Mombasa governor Hassan Joho said Ruto was running around the country causing division and hatred.
“How do you call Raila Odinga a conman? What do you have to be conned? If it’s about political strength, you cannot compare Raila with Ruto. We will show him dust,” Joho said.
Although Kenyan politics is generally fluid and dynamic, recent years have seen a remarkably deep and unyielding enmity between Ruto and Raila.
Some say Ruto is convinced Raila gave him up to the ICC, yet he defended Ruto robustly after the disputed 2007 disputed elections.
Ruto and five others ended up at the ICC with crimes against humanity charges. Others were Kenyatta, former ODM boss Henry Kosgei, e-radio presenter Joshua Sang, former police chief Hussein Ali and Francis Muthaura.
The DP is guaranteed to oppose any initiative that allow Raila to approach the presidency.
And Raila shows no sign of wanting reconciliation.
ODM treasurer and former Kitutu Masaba MP Timothy Bosire denied Raila was afraid of Ruto.
“Raila is an institution who has brought up most of these politicians.
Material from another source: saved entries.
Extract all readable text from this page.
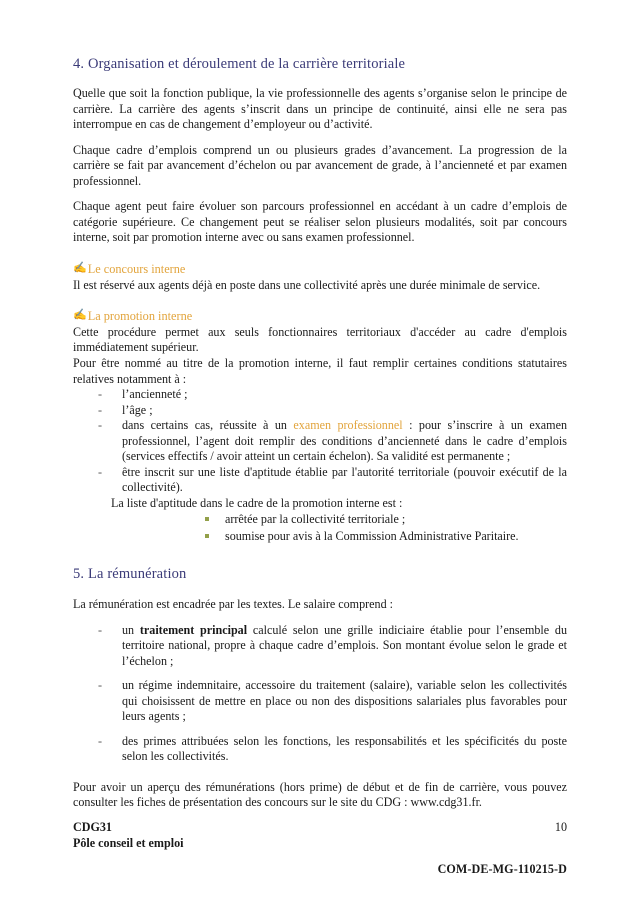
4. Organisation et déroulement de la carrière territoriale

Quelle que soit la fonction publique, la vie professionnelle des agents s’organise selon le principe de carrière. La carrière des agents s’inscrit dans un principe de continuité, ainsi elle ne sera pas interrompue en cas de changement d’employeur ou d’activité.

Chaque cadre d’emplois comprend un ou plusieurs grades d’avancement. La progression de la carrière se fait par avancement d’échelon ou par avancement de grade, à l’ancienneté et par examen professionnel.

Chaque agent peut faire évoluer son parcours professionnel en accédant à un cadre d’emplois de catégorie supérieure. Ce changement peut se réaliser selon plusieurs modalités, soit par concours interne, soit par promotion interne avec ou sans examen professionnel.

✍ Le concours interne

Il est réservé aux agents déjà en poste dans une collectivité après une durée minimale de service.

✍ La promotion interne

Cette procédure permet aux seuls fonctionnaires territoriaux d'accéder au cadre d'emplois immédiatement supérieur.

Pour être nommé au titre de la promotion interne, il faut remplir certaines conditions statutaires relatives notamment à :

- l’ancienneté ;
- l’âge ;
- dans certains cas, réussite à un examen professionnel : pour s’inscrire à un examen professionnel, l’agent doit remplir des conditions d’ancienneté dans le cadre d’emplois (services effectifs / avoir atteint un certain échelon). Sa validité est permanente ;
- être inscrit sur une liste d'aptitude établie par l'autorité territoriale (pouvoir exécutif de la collectivité).

La liste d'aptitude dans le cadre de la promotion interne est :

arrêtée par la collectivité territoriale ;
soumise pour avis à la Commission Administrative Paritaire.
5. La rémunération

La rémunération est encadrée par les textes. Le salaire comprend :

- un traitement principal calculé selon une grille indiciaire établie pour l’ensemble du territoire national, propre à chaque cadre d’emplois. Son montant évolue selon le grade et l’échelon ;
- un régime indemnitaire, accessoire du traitement (salaire), variable selon les collectivités qui choisissent de mettre en place ou non des dispositions salariales plus favorables pour leurs agents ;
- des primes attribuées selon les fonctions, les responsabilités et les spécificités du poste selon les collectivités.

Pour avoir un aperçu des rémunérations (hors prime) de début et de fin de carrière, vous pouvez consulter les fiches de présentation des concours sur le site du CDG : www.cdg31.fr.

CDG31
Pôle conseil et emploi
10
COM-DE-MG-110215-D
He has strong policies and programmes,” he said.
Bosire said the DP’s aggressive politics “drives him wild” whenever he anything is standing in his way.
“These are very strong leaders in their own right. When you put them together, that generates heat. They are very strong strategists and know each other well,” he said.
Laikipia West MP Patrick Mariru accused ODM lawmakers of trying to ignite a war between Uhuru and Ruto, saying the DP has never attacked Raila.
“Has the DP ever called anyone names Ruto has not attacked Raila anywhere,” Mariru said.
He said politicians trying to create a rift between Uhuru and Ruto will fail miserably because “an attack on the DP is an attack on the President.”
The love-hate relationship between Ruto and Raila goes back to the 2002 General Election when the former supported then- Kanu leader and now President Uhuru, while latter backed Mwai Kibaki.
Kibaki won and formed the government in which Raila, who had declared “Kibaki Tosha,” was appointed Minister for Roads and Public Works.
Ruto took over as the Kanu secretary general, while Uhuru remained chairman and party leader.
They were the face of the opposition in Parliament.
No sooner had the Narc government been formed, Raila and Kibaki fell out, forcing Raila to join the Uhuru- and Ruto-led opposition.
They campaigned successfully against the draft Constitution in the 2005 referendum under the Orange banner.
This saw the birth of ODM before the 2007 polls. Ruto backed Raila, Uhuru supported Kibaki.
Kibaki, running on the PNU ticket, won the disputed 2007 election, which was challenged unsuccessfully by Raila.
The disputed reelection resulted in a post-election conflagration that forced the two into a power-sharing deal.
Raila and Kibaki formed the Grand National Government of unity.
Ruto was appointed Agriculture Minister, Uhuru was deputy PM and minister of Finance.